When Congress formally lifts the ban on selling food to Cuba in the next few weeks, as already agreed, Americans will be able to put a human, as opposed to ideological, face on Cuba's hunger and hope, and chances are that it will be a Cuban Gonzalez face.

And when lifting the ban does not put a single bag of Mississippi Delta rice on a Cuban table, Americans will also be able to put a human, or rather, inhuman face on the culprits: the very same hard-line Cuban-American politicos and their Republican right-wing allies who gave us the Elian fiasco, and are now crowing that they have gutted the bill of any real economic significance.

Cracks in the Blockade
However symbolic, the decision to allow American farmers to sell their goods directly to Cuba for the first time since 1962 has deep political significance. It is the first major crack in the economic blockade of the island begun by President Kennedy in 1962.

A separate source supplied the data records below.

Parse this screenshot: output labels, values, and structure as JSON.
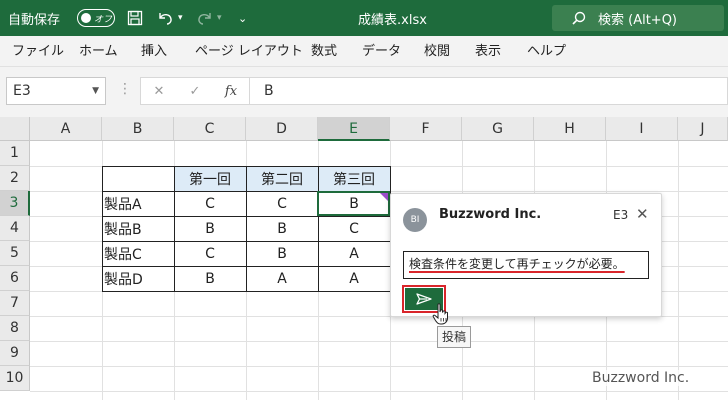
{
  "titlebar": {
    "autosave_label": "自動保存",
    "autosave_state": "オフ",
    "filename": "成績表.xlsx",
    "search_placeholder": "検索 (Alt+Q)"
  },
  "menu": [
    "ファイル",
    "ホーム",
    "挿入",
    "ページ レイアウト",
    "数式",
    "データ",
    "校閲",
    "表示",
    "ヘルプ"
  ],
  "formula_bar": {
    "namebox": "E3",
    "content": "B"
  },
  "columns": [
    "A",
    "B",
    "C",
    "D",
    "E",
    "F",
    "G",
    "H",
    "I",
    "J"
  ],
  "rows": [
    "1",
    "2",
    "3",
    "4",
    "5",
    "6",
    "7",
    "8",
    "9",
    "10"
  ],
  "table": {
    "headers": [
      "第一回",
      "第二回",
      "第三回"
    ],
    "rows": [
      {
        "product": "製品A",
        "values": [
          "C",
          "C",
          "B"
        ]
      },
      {
        "product": "製品B",
        "values": [
          "B",
          "B",
          "C"
        ]
      },
      {
        "product": "製品C",
        "values": [
          "C",
          "B",
          "A"
        ]
      },
      {
        "product": "製品D",
        "values": [
          "B",
          "A",
          "A"
        ]
      }
    ]
  },
  "comment": {
    "avatar_initials": "BI",
    "author": "Buzzword Inc.",
    "cell_ref": "E3",
    "draft_text": "検査条件を変更して再チェックが必要。",
    "send_tooltip": "投稿"
  },
  "watermark": "Buzzword Inc.",
  "colors": {
    "excel_green": "#1e6b3c",
    "header_fill": "#ddebf7",
    "highlight_red": "#d9252b"
  }
}
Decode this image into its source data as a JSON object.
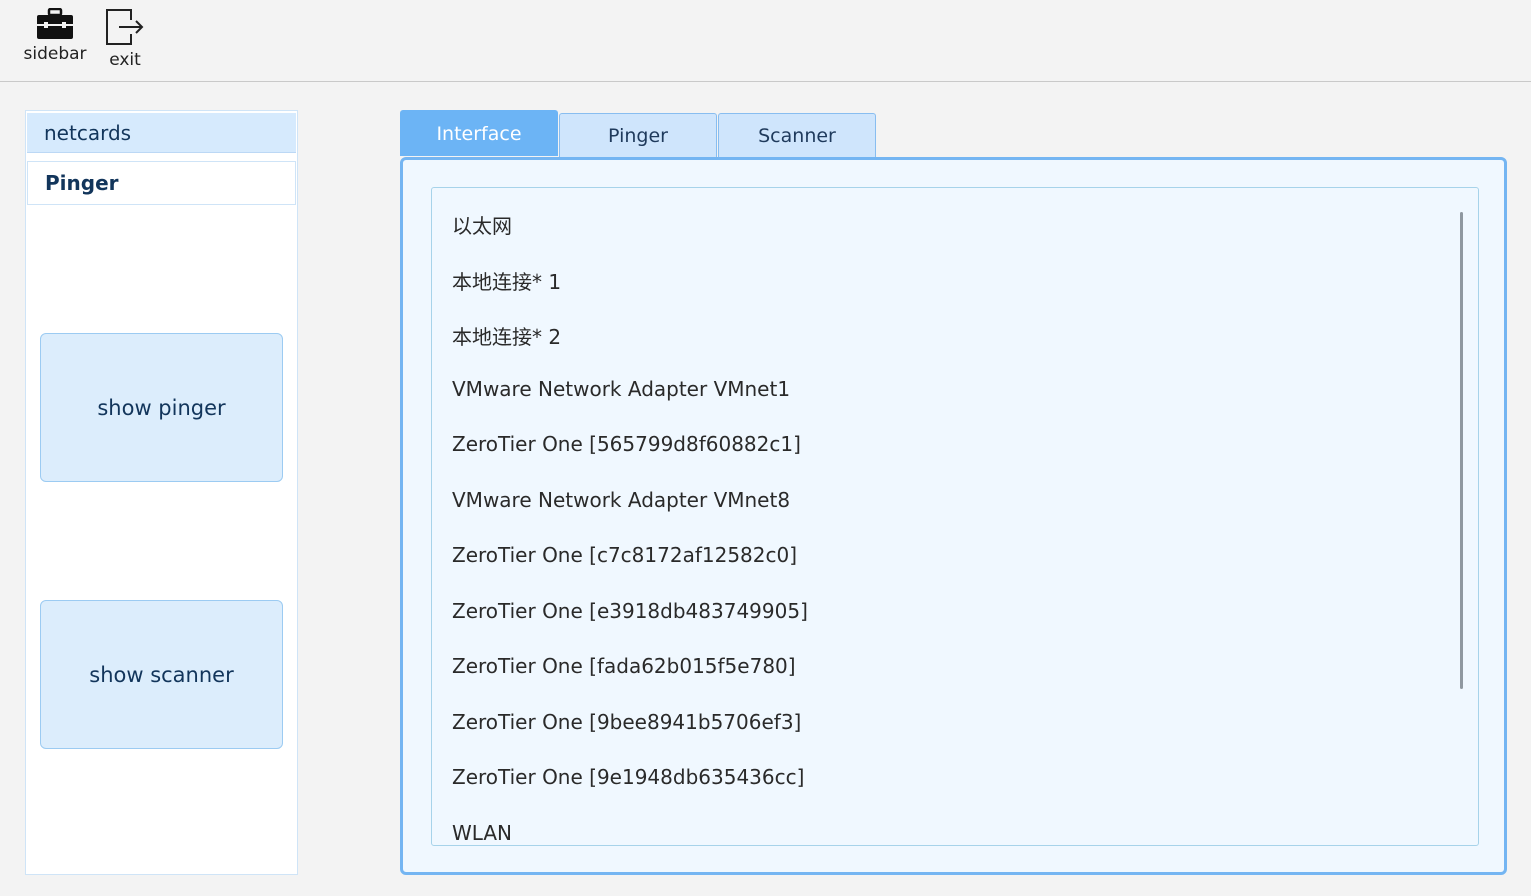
{
  "toolbar": {
    "sidebar_label": "sidebar",
    "sidebar_icon": "briefcase-icon",
    "exit_label": "exit",
    "exit_icon": "exit-icon"
  },
  "sidebar": {
    "tabs": [
      {
        "label": "netcards"
      },
      {
        "label": "Pinger"
      }
    ],
    "buttons": [
      {
        "label": "show pinger"
      },
      {
        "label": "show scanner"
      }
    ]
  },
  "main": {
    "tabs": [
      {
        "label": "Interface",
        "active": true
      },
      {
        "label": "Pinger",
        "active": false
      },
      {
        "label": "Scanner",
        "active": false
      }
    ],
    "interfaces": [
      "以太网",
      "本地连接* 1",
      "本地连接* 2",
      "VMware Network Adapter VMnet1",
      "ZeroTier One [565799d8f60882c1]",
      "VMware Network Adapter VMnet8",
      "ZeroTier One [c7c8172af12582c0]",
      "ZeroTier One [e3918db483749905]",
      "ZeroTier One [fada62b015f5e780]",
      "ZeroTier One [9bee8941b5706ef3]",
      "ZeroTier One [9e1948db635436cc]",
      "WLAN"
    ]
  },
  "colors": {
    "accent": "#6cb4f5",
    "tab_inactive": "#cfe5fc",
    "panel_bg": "#f0f8ff",
    "button_bg": "#dcedfc"
  }
}
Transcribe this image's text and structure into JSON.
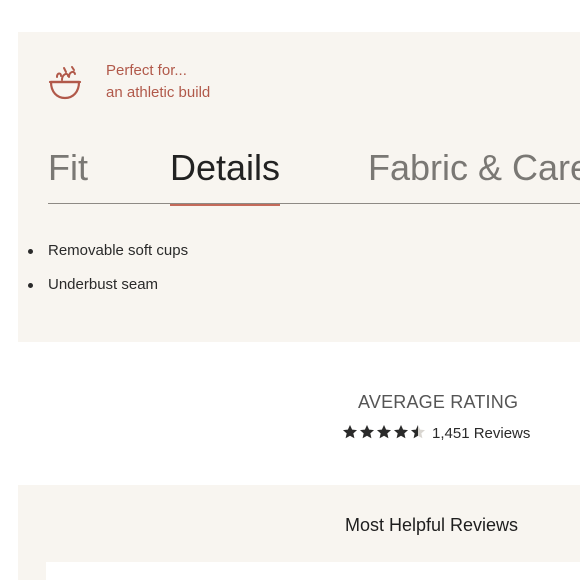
{
  "perfect_for": {
    "icon": "bowl-icon",
    "title": "Perfect for...",
    "subtitle": "an athletic build",
    "accent_color": "#b1594a"
  },
  "tabs": [
    {
      "label": "Fit",
      "active": false
    },
    {
      "label": "Details",
      "active": true
    },
    {
      "label": "Fabric & Care",
      "active": false
    }
  ],
  "details": {
    "items": [
      "Removable soft cups",
      "Underbust seam"
    ]
  },
  "rating": {
    "label": "AVERAGE RATING",
    "stars_value": 4.5,
    "stars_max": 5,
    "reviews_count_text": "1,451 Reviews"
  },
  "reviews": {
    "heading": "Most Helpful Reviews"
  }
}
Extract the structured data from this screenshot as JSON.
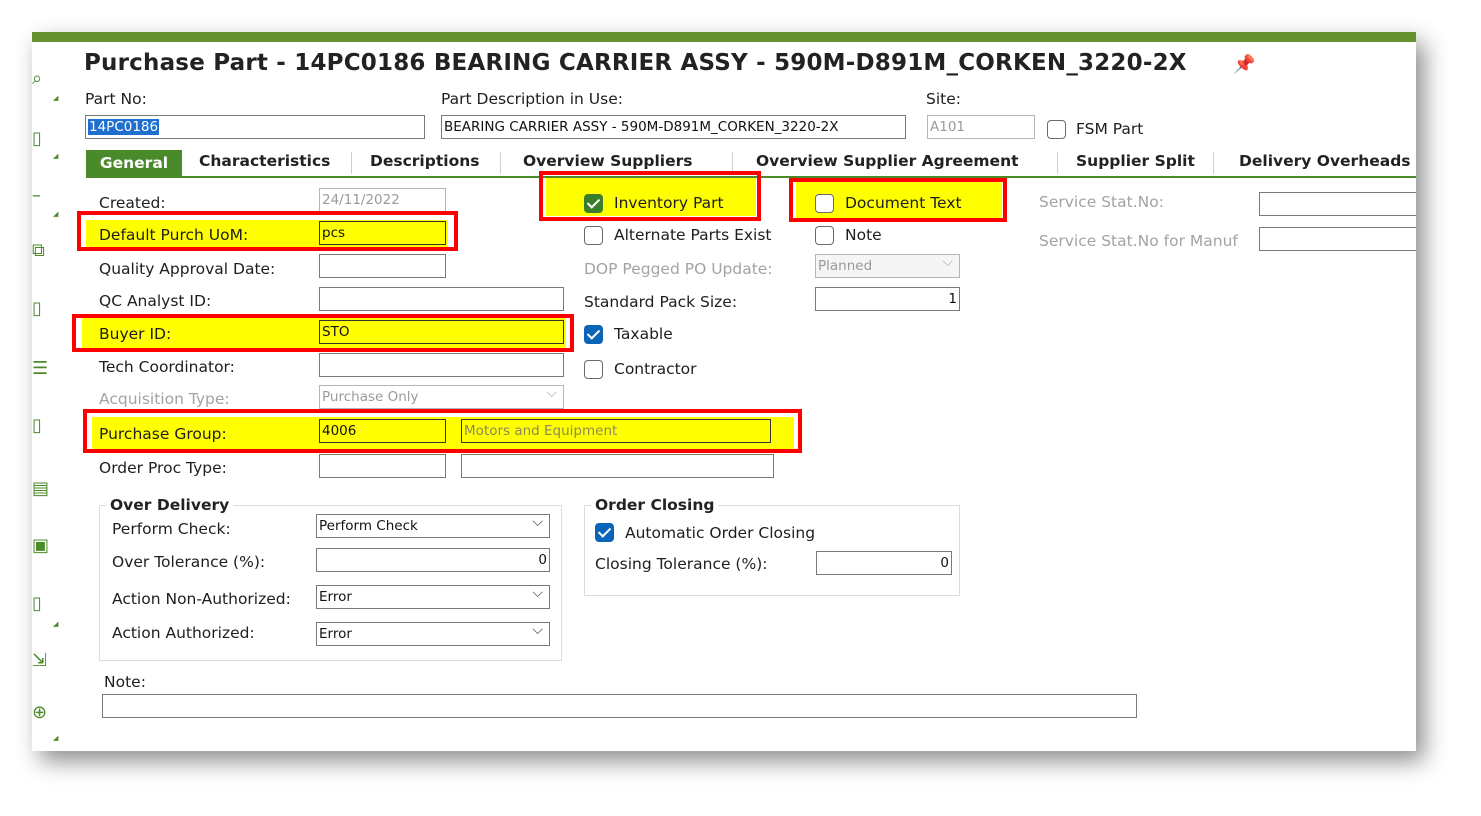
{
  "title": "Purchase Part - 14PC0186 BEARING CARRIER ASSY - 590M-D891M_CORKEN_3220-2X",
  "header": {
    "part_no_label": "Part No:",
    "part_no_value": "14PC0186",
    "part_desc_label": "Part Description in Use:",
    "part_desc_value": "BEARING CARRIER ASSY - 590M-D891M_CORKEN_3220-2X",
    "site_label": "Site:",
    "site_value": "A101",
    "fsm_label": "FSM Part"
  },
  "tabs": [
    {
      "label": "General"
    },
    {
      "label": "Characteristics"
    },
    {
      "label": "Descriptions"
    },
    {
      "label": "Overview Suppliers"
    },
    {
      "label": "Overview Supplier Agreement"
    },
    {
      "label": "Supplier Split"
    },
    {
      "label": "Delivery Overheads"
    }
  ],
  "form": {
    "created_label": "Created:",
    "created_value": "24/11/2022",
    "uom_label": "Default Purch UoM:",
    "uom_value": "pcs",
    "qad_label": "Quality Approval Date:",
    "qad_value": "",
    "qc_label": "QC Analyst ID:",
    "qc_value": "",
    "buyer_label": "Buyer ID:",
    "buyer_value": "STO",
    "tech_label": "Tech Coordinator:",
    "tech_value": "",
    "acq_label": "Acquisition Type:",
    "acq_value": "Purchase Only",
    "pg_label": "Purchase Group:",
    "pg_value": "4006",
    "pg_desc": "Motors and Equipment",
    "opt_label": "Order Proc Type:",
    "opt_value": "",
    "opt_desc": ""
  },
  "middle": {
    "inventory_part_label": "Inventory Part",
    "alternate_label": "Alternate Parts Exist",
    "dop_label": "DOP Pegged PO Update:",
    "dop_value": "Planned",
    "pack_label": "Standard Pack Size:",
    "pack_value": "1",
    "taxable_label": "Taxable",
    "contractor_label": "Contractor",
    "doc_text_label": "Document Text",
    "note_cb_label": "Note"
  },
  "right": {
    "service_label": "Service Stat.No:",
    "service_value": "",
    "service_manuf_label": "Service Stat.No for Manuf",
    "service_manuf_value": ""
  },
  "over_delivery": {
    "title": "Over Delivery",
    "perform_label": "Perform Check:",
    "perform_value": "Perform Check",
    "tol_label": "Over Tolerance (%):",
    "tol_value": "0",
    "nonauth_label": "Action Non-Authorized:",
    "nonauth_value": "Error",
    "auth_label": "Action Authorized:",
    "auth_value": "Error"
  },
  "order_closing": {
    "title": "Order Closing",
    "auto_label": "Automatic Order Closing",
    "tol_label": "Closing Tolerance (%):",
    "tol_value": "0"
  },
  "note": {
    "label": "Note:",
    "value": ""
  },
  "colors": {
    "accent": "#64912d",
    "tab_active": "#4b8a2b",
    "highlight": "#ffff00",
    "annotation": "#ff0000",
    "checkbox_blue": "#0a65b8"
  }
}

B.E., the hard-line Cuban-American leadership practically wrote U.S. policy on Cuba for decades, with successive Presidents just signing on the dotted line. A.E., as the food bill shows, they have been put on the defensive. Now, the exile lobbyists can just obstruct, not prevent, and let alone initiate, as in the glory days when they, and the Congressional objects of their largesse, successfully passed the Torricelli Act and the Helms-Burton law tightening the embargo.

The relaxation of the embargo on Cuba by Congress just hours before Elian returned to Havana is a major political defeat for the exile leadership. The embargo is crumbling: the writing is on the wall, but will they see it? Not likely, judging from their recent obstructionist, tooth-and-nail wrangling in Congress over the food bill. It was like Elian deja vu all over again.

The exile leadership apparently has learned nothing from the Elian debacle. As any 6-year-old could tell them by now, if they hold on to kid Embargo as desperately as they did to kid Elian, they will be digging their own political, and economic, grave on both sides of the straits of Florida. Worse, they may drag down with them, once more, their entire hardworking, sadly insular, community.